Women in Fiji are female members of the Fijian people who live in or are from the Republic of Fiji. On March 8, 2007, The Fiji Times ONLINE described Fijian women as important role players in the fields of economic and social development in Fijian society. The women of the Islands of Fiji are the "driving force" in the health service as nurses and medical doctors. They are also key players and managers in the areas of tourism and the entertainment industry and as teachers in the field of education. However, according to the same source, the modern-day roles that Fijian women are engaging in has become a cause for the weakening of the Fijian family unit because she no longer able to completely perform her role as the "pillar of strength" in the home, as the traditional maternal figure and care-providers who spends a lot of time with the children in the household, giving them "love and attention", because of her responsibilities at the workplace. Despite of this setback, modern-day Fijian women have attained better education.

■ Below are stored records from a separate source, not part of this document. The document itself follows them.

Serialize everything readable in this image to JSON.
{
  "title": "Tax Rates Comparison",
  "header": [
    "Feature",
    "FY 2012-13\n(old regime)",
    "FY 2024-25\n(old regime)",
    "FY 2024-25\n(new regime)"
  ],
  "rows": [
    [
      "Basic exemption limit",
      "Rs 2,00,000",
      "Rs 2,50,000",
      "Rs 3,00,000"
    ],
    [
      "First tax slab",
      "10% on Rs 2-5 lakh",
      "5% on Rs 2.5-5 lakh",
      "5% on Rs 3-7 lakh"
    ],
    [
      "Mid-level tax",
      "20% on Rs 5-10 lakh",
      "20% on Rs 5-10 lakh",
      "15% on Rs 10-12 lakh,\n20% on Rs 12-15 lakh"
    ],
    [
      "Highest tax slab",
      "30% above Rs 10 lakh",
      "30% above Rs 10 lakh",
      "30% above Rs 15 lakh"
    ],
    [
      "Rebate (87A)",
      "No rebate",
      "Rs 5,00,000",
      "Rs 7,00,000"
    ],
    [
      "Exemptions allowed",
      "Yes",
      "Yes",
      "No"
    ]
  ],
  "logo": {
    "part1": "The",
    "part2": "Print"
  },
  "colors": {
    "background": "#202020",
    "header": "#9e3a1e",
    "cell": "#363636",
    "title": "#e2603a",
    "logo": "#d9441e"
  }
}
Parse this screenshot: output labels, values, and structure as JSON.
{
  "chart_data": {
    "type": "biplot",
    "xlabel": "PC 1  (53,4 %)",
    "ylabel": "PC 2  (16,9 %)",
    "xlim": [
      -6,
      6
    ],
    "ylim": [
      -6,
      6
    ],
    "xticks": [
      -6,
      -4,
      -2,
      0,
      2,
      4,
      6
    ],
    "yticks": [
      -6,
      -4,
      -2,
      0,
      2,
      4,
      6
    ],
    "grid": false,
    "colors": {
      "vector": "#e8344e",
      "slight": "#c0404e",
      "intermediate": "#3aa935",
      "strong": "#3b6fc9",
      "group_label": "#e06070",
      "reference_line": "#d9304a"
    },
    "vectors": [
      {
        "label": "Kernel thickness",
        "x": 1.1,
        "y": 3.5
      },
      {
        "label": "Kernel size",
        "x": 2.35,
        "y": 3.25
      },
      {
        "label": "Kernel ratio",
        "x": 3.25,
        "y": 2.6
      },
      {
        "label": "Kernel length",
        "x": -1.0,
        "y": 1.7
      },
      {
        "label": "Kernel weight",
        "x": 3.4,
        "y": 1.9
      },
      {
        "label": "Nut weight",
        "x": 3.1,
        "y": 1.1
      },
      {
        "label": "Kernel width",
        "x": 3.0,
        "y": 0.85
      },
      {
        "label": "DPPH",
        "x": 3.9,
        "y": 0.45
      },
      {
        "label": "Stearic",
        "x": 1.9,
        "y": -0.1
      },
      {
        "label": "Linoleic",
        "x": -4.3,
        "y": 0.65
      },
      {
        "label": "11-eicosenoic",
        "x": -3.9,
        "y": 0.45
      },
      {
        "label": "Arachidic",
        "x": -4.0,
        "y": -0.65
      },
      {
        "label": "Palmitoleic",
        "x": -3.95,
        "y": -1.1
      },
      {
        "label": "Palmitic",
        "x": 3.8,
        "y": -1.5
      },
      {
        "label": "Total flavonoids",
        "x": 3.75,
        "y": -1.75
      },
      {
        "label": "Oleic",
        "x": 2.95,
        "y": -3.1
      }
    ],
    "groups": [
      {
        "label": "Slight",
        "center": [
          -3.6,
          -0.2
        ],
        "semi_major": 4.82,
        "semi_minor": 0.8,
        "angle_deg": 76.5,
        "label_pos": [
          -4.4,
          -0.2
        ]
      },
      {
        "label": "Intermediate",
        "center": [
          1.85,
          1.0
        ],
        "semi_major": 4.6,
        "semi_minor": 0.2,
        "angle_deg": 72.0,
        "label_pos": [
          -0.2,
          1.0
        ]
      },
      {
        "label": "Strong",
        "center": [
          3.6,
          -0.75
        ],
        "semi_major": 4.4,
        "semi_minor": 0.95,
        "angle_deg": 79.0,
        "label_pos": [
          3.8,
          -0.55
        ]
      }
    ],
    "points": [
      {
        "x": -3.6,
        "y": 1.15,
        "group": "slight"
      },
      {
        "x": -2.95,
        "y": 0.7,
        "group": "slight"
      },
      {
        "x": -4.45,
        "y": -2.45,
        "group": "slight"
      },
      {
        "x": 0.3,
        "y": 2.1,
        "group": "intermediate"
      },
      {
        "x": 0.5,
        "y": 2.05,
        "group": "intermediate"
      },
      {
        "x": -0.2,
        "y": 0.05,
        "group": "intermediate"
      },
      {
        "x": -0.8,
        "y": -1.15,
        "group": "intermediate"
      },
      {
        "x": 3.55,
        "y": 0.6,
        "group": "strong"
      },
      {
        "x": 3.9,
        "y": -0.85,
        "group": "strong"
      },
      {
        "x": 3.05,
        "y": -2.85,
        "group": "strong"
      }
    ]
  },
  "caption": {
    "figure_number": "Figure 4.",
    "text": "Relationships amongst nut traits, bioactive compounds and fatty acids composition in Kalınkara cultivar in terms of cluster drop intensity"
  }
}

According to the article Women's work and fertility in Fiji "... the presence of very young children and larger family sizes contribute to the low level of labour force participation of Fijian and Indian women in Fiji." By culture and traditional, a women in Fiji lives in a paternalistic society wherein she has a secondary role at home performing household chores that includes cooking meals, cleaning the house, and as a community and village member is subservient to men in general.
By tradition, most of the cooking is performed by Fijian women. Indo-Fijian cuisine may include food made from starch and involves the use of relishes made from vegetables. If available, meat and fish is also eaten. Flatbread may be made from locally grown rice or from imported flour. Traditional Indo-Fijian eating custom require that women eat separately from men. Depending on the religion (Indo-Fijians may be Hindus or Muslim) Indo-Fijians are prohibited from eating meat; Hindu Indo-Fijian will avoid consuming beef while Muslim Indo-Fijians will not eat pork due to religious reasons.